The idea of a UBI has even been mooted here in the UK. A basic income pilote is being considered in Glasgow and just this month a report by Professor Guy Standing from the SOAS University says Britain should introduce a weekly UBI of £48 a week. It would cost about £150 billion a year and Standing says this can be achieved through scrapping more than 1,000 tax reliefs.
UBI has been criticized by many – some of whom describe it as ‘free money’ for everybody. While the Labour Party has said it would look into a it, Conservative deputy chairman Helen Whately said it would be a ‘kick in the teeth to hardworking taxpayers’ according to the BBC.
She said: “It would mean benefit payments for everyone, from Premier League footballers to investment bankers and even prisoners, costing billions, while hammering ordinary workers in the pocket by scrapping the tax-free income allowance.”
The Lloyd’s of London report also suggests other income protection schemes such as AI tax arrangements and that better protection insurance solutions should be introduced that could help to stem the impact of AI.
Then there is the potential AI has in terms of helping those with malicious intentions to attack our security and defense systems. It may sound a bit like some kind of science fiction or Terminator movie, but it’s been suggested that autonomous drones could be used as weapons. We’d have all manner of intrusions into our manufacturing and services sectors and businesses could be at bigger risk of more sophisticated cyber-attacks.
AI, says the report, would have an impact on our digital security, physical security (think crashes between two AI-powered cars) and our political security – think invasion of privacy as well as manipulations of election results to name but a few scenarios.
For now, the most likely and first danger that AI will present is a threat to our job security. Hundreds upon thousands of jobs will be lost in a short few years if nothing is done at government or company level to address this potential threat.

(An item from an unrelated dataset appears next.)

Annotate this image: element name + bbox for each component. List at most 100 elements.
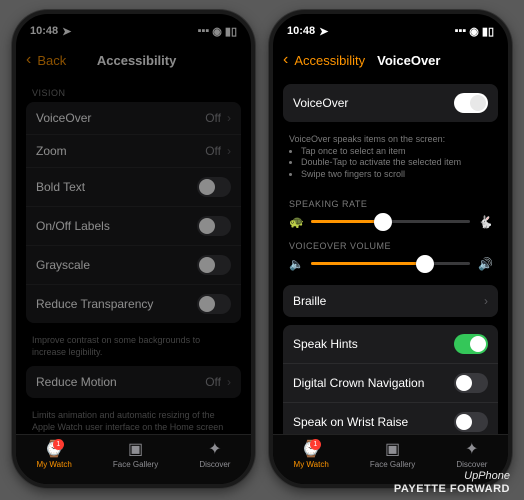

Millions of pounds need to be invested in future learning. And that doesn’t mean only investment for the generation that are at school level but for the thousands of people that are in low-skilled jobs that are likely to lose out.
It’s likely that the benefits AI will bring will far outstrip the downsides. It will help to create jobs and raise us all up to never seen before levels. It will help us to decipher and interpret mountains of data that would usually take us hours, months or even years to wade through. Who knows what sorts of benefits we will reap from that. A cure to cancer? Or will AI super computers provide a solution to time travel?

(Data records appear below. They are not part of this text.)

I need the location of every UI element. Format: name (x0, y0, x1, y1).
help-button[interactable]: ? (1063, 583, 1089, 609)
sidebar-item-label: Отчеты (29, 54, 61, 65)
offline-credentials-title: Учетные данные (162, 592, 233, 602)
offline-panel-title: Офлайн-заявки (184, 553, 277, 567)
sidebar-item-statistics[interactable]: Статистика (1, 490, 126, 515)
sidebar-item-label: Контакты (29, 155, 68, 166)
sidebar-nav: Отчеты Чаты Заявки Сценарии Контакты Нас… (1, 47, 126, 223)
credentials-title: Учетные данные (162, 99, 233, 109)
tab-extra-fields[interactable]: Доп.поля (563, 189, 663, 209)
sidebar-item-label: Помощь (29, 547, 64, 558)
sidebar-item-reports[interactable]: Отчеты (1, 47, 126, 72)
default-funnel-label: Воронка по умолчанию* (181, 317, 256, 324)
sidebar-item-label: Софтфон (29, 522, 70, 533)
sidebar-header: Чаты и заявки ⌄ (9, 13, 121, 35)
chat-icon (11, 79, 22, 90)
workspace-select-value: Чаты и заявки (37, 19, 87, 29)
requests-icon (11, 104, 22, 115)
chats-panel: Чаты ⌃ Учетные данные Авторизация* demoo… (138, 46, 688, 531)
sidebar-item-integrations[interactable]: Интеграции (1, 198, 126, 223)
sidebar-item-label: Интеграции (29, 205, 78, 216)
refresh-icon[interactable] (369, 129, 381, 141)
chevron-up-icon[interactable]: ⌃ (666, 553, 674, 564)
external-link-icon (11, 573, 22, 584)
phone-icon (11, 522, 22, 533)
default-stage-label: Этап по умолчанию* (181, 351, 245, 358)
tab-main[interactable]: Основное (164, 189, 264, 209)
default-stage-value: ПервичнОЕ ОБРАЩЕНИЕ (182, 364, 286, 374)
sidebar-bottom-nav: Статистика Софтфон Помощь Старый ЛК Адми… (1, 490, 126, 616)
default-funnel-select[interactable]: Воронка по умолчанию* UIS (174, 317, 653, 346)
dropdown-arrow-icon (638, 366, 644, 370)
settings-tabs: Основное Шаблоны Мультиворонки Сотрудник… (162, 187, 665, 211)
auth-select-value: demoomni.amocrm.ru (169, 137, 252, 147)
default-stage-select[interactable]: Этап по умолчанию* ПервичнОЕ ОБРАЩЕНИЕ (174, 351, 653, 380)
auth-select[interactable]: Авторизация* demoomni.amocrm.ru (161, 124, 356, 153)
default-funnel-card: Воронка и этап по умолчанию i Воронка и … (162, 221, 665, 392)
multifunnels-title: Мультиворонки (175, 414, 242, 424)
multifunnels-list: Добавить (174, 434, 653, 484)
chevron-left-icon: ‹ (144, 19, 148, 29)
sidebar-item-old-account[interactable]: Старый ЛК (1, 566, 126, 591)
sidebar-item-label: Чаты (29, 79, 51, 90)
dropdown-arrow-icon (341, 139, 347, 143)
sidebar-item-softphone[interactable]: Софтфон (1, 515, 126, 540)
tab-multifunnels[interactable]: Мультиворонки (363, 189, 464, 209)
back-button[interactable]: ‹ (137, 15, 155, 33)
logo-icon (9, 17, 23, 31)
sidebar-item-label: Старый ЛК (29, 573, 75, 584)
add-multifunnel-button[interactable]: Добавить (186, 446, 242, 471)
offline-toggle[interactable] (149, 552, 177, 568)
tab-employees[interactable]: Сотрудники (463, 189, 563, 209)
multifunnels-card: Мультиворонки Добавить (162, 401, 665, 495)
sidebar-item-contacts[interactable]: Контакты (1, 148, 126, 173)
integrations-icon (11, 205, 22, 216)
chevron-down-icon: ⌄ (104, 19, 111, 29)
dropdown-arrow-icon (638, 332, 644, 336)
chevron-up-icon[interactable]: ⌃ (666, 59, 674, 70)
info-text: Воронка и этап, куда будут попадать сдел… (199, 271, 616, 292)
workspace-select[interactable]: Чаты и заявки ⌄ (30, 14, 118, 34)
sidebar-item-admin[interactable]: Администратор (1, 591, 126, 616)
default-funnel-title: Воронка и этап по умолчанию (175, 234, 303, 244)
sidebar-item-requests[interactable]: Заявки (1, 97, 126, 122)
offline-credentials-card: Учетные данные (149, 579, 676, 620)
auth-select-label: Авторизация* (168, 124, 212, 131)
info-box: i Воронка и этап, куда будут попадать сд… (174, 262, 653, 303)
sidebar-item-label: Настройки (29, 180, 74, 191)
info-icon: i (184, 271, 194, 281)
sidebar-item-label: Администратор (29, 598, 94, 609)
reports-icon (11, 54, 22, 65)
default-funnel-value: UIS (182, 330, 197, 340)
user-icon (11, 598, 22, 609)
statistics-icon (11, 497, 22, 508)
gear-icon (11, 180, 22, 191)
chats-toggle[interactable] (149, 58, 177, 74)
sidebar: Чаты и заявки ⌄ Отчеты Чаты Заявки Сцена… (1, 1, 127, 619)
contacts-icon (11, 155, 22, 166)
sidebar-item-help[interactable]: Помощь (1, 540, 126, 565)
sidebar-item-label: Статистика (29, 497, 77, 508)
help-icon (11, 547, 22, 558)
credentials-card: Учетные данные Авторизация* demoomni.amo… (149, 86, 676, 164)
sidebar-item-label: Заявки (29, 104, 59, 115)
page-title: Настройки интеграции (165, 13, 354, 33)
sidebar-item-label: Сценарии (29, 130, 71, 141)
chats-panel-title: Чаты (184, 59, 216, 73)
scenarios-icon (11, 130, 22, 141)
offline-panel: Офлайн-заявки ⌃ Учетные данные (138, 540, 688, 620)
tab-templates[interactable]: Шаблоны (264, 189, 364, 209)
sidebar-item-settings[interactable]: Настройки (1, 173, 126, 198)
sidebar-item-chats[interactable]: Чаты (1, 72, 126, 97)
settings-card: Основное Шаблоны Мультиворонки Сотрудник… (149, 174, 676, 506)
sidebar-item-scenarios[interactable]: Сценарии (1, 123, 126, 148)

Will AI help us see into the future? To an extent it already does. As I mentioned earlier there are newspapers that have already created digital butlers that are catering to our every need by giving us exactly what we want to read and presenting it to us in a way that’s pleasing to our eyes.
Isn’t it time that we, as an industry, embrace AI – particularly if it’s giving us exactly what we want? No more time wasting. No more second guesses. No more sending out multiple campaigns and emails hoping that one of them will resonate with a few hundred people.
The insurance and financial services sector are already viewed by many consumers as a sector that can’t be trusted. Perhaps AI will help the industry gain back that trust by giving customers exactly what they want and not what we think they want.